The ‘Discovery’, Early Knowledge of Portus and Ongoing Work
SIMON KEAY: Portus has been known about as an archaeological site since really as far back as the 16th century. Indeed, if you go into the Galleria Carte Geografiche in the Vatican, as you go into this impressive hall of paintings, on the left hand side, you can see a representation of Portus undertaken by the artist Dante in the 16th century. Subsequent to that, Portus has been looked at by a number of antiquarians, and there are a number of lithographs representing idealistic views of the port. There are plans of the port. But it’s not really until the 19th century that we see what one might term a more archaeological interest emerging focusing upon the site.
And for example, we see the work of a French academician, a scholar called Garrez who painted some marvellous representations of the port which provide very, very clear details that are useful to us. And other antiquarians and historians like Canina, Texier, and many others visited the site, and took notes, and provided us with details that are still important to us today. But I guess the big watershed came with the publication of an essay by Rodolfo Lanciani in 1868. And Rodolfo Lanciani was one of the great Italian archaeologists, and indeed Portus was one of the very first archaeological sites that he visited.
And he came here in 1865 when the then-owner of the site, Alessandro Torlonia, was clearing parts of the site and preparing it for a planned garden. And when Lanciani came here, he interviewed a number of workmen. He made a series of observations and in the end published an interpretive plan of what he thought the central area of the port looked like. After that, the next great piece of research was undertaken by the Italian archaeologist Lugli who together with the great Italian architect Italo Gismondi, did some archaeological research and produced a different kind plan, a more archaeological plan that again we still use today to help us understand the nature of the site.

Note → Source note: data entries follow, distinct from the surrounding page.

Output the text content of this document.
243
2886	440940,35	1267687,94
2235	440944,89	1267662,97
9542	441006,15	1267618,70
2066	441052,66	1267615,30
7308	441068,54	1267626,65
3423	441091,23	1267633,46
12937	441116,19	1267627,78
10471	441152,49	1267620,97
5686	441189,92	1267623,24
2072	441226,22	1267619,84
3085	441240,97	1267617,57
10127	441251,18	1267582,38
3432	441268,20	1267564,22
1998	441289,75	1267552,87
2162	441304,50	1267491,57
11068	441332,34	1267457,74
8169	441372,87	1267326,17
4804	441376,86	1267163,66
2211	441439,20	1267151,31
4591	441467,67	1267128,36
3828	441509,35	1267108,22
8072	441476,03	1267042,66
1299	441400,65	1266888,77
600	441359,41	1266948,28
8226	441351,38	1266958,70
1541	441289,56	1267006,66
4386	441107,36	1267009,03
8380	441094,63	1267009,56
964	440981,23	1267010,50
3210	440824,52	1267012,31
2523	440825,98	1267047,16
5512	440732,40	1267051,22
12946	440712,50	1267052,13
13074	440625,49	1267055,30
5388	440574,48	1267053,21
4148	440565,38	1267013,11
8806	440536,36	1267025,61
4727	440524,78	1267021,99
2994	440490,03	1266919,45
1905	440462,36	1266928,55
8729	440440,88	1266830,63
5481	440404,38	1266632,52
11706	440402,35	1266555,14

After that, the next great event was probably the work of Otello Testaguzza in the 1960s when they were creating the airport here, the International Airport of Leonardo da Vinci, which is a few minutes away from here. And when they were clearing the ground for the runway, they found large stretches of the Claudian mole and associated buildings. And he published that in 1970. And then subsequent to that, the Soprintendenza Archelogica de Ostia undertook a series of major archaeological works, some excavations and conservation work at the site and right the way through the 1970s, the 1980s, and the 1990s, and through to the present day in fact.
And other important works that have been undertaken at the site included the excavation of the early Christian basilica not so very far from here by Lidia Paroli. And that provided a fantastic snapshot into the development of the port but also provided precious detail about an early Christian church of the fifth, sixth, and seventh centuries.
This video introduced you to the history of research at this site. Like so many archaeological sites in Rome and its surrounding countryside, there is a very long history of antiquarian interest and research in the Classical past. While their paintings, engravings and descriptions are often regarded as having only marginal importance today when compared to modern scientific approaches to archaeology, this is very much mistaken.
In the case of Portus, antiquarian interest began in the Renaissance and continued down until the 19th century. It is important to remember that these learned people will have visited the site or have been told about it by others at a time when much more of it was visible than is the case today. What they tell us can be very valuable and provide us with information about buildings that have disappeared or become much more ruined than in their time. This is the case of two of the representations of Portus by Antonio Danti (1588) as I mentioned in the video.
These decorate the great Galleria Cartografica in the Vatican; one image shows a colour “aerial” view of the ruins while the other shows a reconstruction of how it might have looked in antiquity. This last representation and an engraving by Pirro Ligorio (1554) have less value as a record of what survived in the 16th century but are valuable in telling us about contemporary attitudes to the Classical past. Sporadic excavations at the site began in the late 18th century with a view to finding Roman works of art that now adorn the Vatican and elsewhere in Rome.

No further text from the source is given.